En estos tiempos de globalización acelerada, con el fenómeno –o tragedia– de la migración llenando de muerte y esperanza el Mediterráneo, los nacionalismos ganando terreno y el miedo –ese que nuestros políticos saben manejar como nadie– apoderándose de los espacios colectivos, no es extraño escuchar términos que, aunque uno creía en desuso, van recuperando toda su fuerza. Así pasa con la idea de pureza. Un concepto abstracto y tan flexible que se aplica por igual a una lengua o una tradición, a una cultura, una música o una raza. Poco importa que, más allá del ideal que representa, no designe ninguna realidad concreta. Los que la empuñan saben el poder que tiene esta palabra para reforzar el sentimiento de identidad y que una mentira repetida mil veces, si no se convierte en verdad, al menos sí sirve para fortalecer una frontera o llenar de prejuicios las miradas y las calles.

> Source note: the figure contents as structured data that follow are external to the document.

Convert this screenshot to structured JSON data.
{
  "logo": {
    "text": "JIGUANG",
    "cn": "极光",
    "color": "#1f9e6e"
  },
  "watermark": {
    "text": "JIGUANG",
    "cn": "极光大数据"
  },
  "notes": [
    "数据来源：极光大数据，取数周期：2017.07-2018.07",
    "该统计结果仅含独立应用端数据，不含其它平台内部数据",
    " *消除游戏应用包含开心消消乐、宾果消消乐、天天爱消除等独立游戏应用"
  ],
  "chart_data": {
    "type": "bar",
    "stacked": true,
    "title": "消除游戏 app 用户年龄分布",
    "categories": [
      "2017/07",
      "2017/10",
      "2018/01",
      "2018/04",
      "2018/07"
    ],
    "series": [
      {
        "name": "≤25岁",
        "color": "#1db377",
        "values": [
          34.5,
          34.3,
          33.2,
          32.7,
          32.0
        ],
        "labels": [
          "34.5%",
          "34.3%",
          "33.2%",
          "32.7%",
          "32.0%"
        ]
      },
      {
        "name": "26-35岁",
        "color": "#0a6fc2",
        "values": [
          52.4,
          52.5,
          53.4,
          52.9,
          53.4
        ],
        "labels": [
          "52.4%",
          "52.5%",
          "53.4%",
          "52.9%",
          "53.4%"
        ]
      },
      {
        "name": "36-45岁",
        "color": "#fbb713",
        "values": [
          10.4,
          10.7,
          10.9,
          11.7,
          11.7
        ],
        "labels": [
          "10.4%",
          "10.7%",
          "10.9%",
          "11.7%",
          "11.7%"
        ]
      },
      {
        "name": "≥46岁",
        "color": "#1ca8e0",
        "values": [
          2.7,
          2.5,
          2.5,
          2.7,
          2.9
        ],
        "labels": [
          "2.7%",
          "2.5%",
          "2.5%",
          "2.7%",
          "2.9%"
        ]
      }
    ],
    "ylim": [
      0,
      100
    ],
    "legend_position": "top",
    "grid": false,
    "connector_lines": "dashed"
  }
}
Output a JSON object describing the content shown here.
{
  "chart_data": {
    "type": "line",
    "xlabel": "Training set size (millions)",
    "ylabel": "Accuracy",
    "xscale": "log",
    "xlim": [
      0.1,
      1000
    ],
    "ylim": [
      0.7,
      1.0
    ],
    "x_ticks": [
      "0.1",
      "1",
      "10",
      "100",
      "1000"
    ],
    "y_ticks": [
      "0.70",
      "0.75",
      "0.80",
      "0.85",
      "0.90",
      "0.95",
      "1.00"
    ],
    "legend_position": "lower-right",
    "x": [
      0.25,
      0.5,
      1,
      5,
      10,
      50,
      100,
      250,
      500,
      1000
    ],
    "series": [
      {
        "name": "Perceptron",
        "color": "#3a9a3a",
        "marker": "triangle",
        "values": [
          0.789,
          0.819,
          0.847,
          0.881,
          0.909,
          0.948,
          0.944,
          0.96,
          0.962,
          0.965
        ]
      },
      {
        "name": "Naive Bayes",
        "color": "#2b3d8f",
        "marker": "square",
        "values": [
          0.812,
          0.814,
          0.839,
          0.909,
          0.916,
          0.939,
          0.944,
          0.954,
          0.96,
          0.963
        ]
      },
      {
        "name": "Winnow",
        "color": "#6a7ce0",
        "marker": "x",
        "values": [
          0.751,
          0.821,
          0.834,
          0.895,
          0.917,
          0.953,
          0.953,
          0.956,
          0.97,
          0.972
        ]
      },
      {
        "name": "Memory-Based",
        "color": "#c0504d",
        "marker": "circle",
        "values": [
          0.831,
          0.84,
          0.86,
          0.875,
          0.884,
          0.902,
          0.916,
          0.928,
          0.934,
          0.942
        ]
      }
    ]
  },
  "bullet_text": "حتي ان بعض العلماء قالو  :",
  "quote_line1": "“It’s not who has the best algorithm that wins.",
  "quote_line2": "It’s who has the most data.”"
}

Los puristas de cualquier ámbito nunca me han inspirado mucha confianza. Será porque defienden lo estático y estéril, el agua estancada y las ventanas cerradas. Será también porque en nombre de la pureza se han cometido las mayores atrocidades o, simplemente, porque me gusta imaginar entre mis antepasados a musulmanes y cristianos, a gente viajando desde África o América, mezclando el Norte y el Sur, el Este y el Oeste. No hay nada puro en mí ni en nada de lo que me rodea porque, como todos, como todo lo que existe y vive, estoy hecho de infinitas combinaciones.
Si me apasiona escarbar para buscar las raíces de las palabras y los textos, de las músicas y los acentos, es porque nunca he encontrado nada puro, sino mezcla sobre mezcla, fusión sobre fusión, y sonidos lejanos que me incitan a seguir buscando y descubriendo encuentros. Entre sus raíces, uno halla colores que desafían las fronteras de la percepción y voces que gritan que todos fuimos nómadas y luchábamos, mezclándonos, con mayor o menor suerte, por asentarnos en un pedazo de tierra prometida, o soñada. Si nunca lo ganamos ni lo perdimos todo, fue precisamente porque no teníamos nada puro encerrado en un cofre; fue porque nuestra cultura, nuestra lengua y tradiciones, vivían libres, adaptándose y mezclándose con todo lo que había alrededor.
Es absurdo hablar, por ejemplo, de la pureza de un idioma, y trato de no entrar en ese tipo de debates estériles. Me molesta, sin embargo, cuando el que apela a la pureza es un supuesto especialista, porque intuyo que detrás de esa defensa no hay simple ignorancia sino un interés económico o político más oscuro. No se puede hablar de la pureza del español, ni del catalán, por la simple razón de que todas las lenguas surgen de otras, como dialectos, y jamás han permanecido estáticas a través del tiempo. Si el español es un dialecto del latín, este lo es del griego clásico. Tan simple que basta con observar, con escuchar, para comprender que una lengua es un ser vivo que evoluciona y se adapta a cada hábitat, tomando en Argentina o en México colores y formas diferentes a los de España. ¿Eso quiere decir que no hay que respetar sus códigos? Al contrario. Es tan fascinante el proceso de conformación de una lengua que sólo respetándola y conociéndola, como a un animal, dejará que te acerques a ella.
Algo similar ocurre con la pureza musical. Hace poco escuché a alguien hablando, muy serio, de la pureza del tango. «Nada más puro», pensé. Antes no se cantaba, el bandoneón fue inventado por un alemán, el violín llega desde la Europa mediterránea, la propia palabra tango viene de África… Y así con el fado o el flamenco. En este último, desde su nacimiento, la mezcla es la norma y no la excepción. Sí, hay que conocer y respetar los códigos de una tradición. Pero porque conociendo su origen y evolución se puede entender ese camino largo, que se pierde entre los siglos, sin ensuciarlo ni bloquearlo, sin limitarlo con muros absurdos.
Definitivamente, a mí no me convence lo puro. No quiero aspirar a nada que no sea cambio y evolución, mestizaje. La pureza es una palabra que tiene el halo frío de lo inerte y se alimenta del miedo a lo desconocido. La naturaleza, que es más fuerte que el miedo y la ignorancia, ha determinado que la vida es vida por la mezcla de sus elementos. Y yo quiero seguir sintiendo, mientras viva, ese latido extraño que mezcla músicas y acentos diferentes, palabras y tradiciones ajenas que hago mías cada vez que me acerco a ellas desde el respeto a lo que soy, a lo que siempre fuimos: mezcla.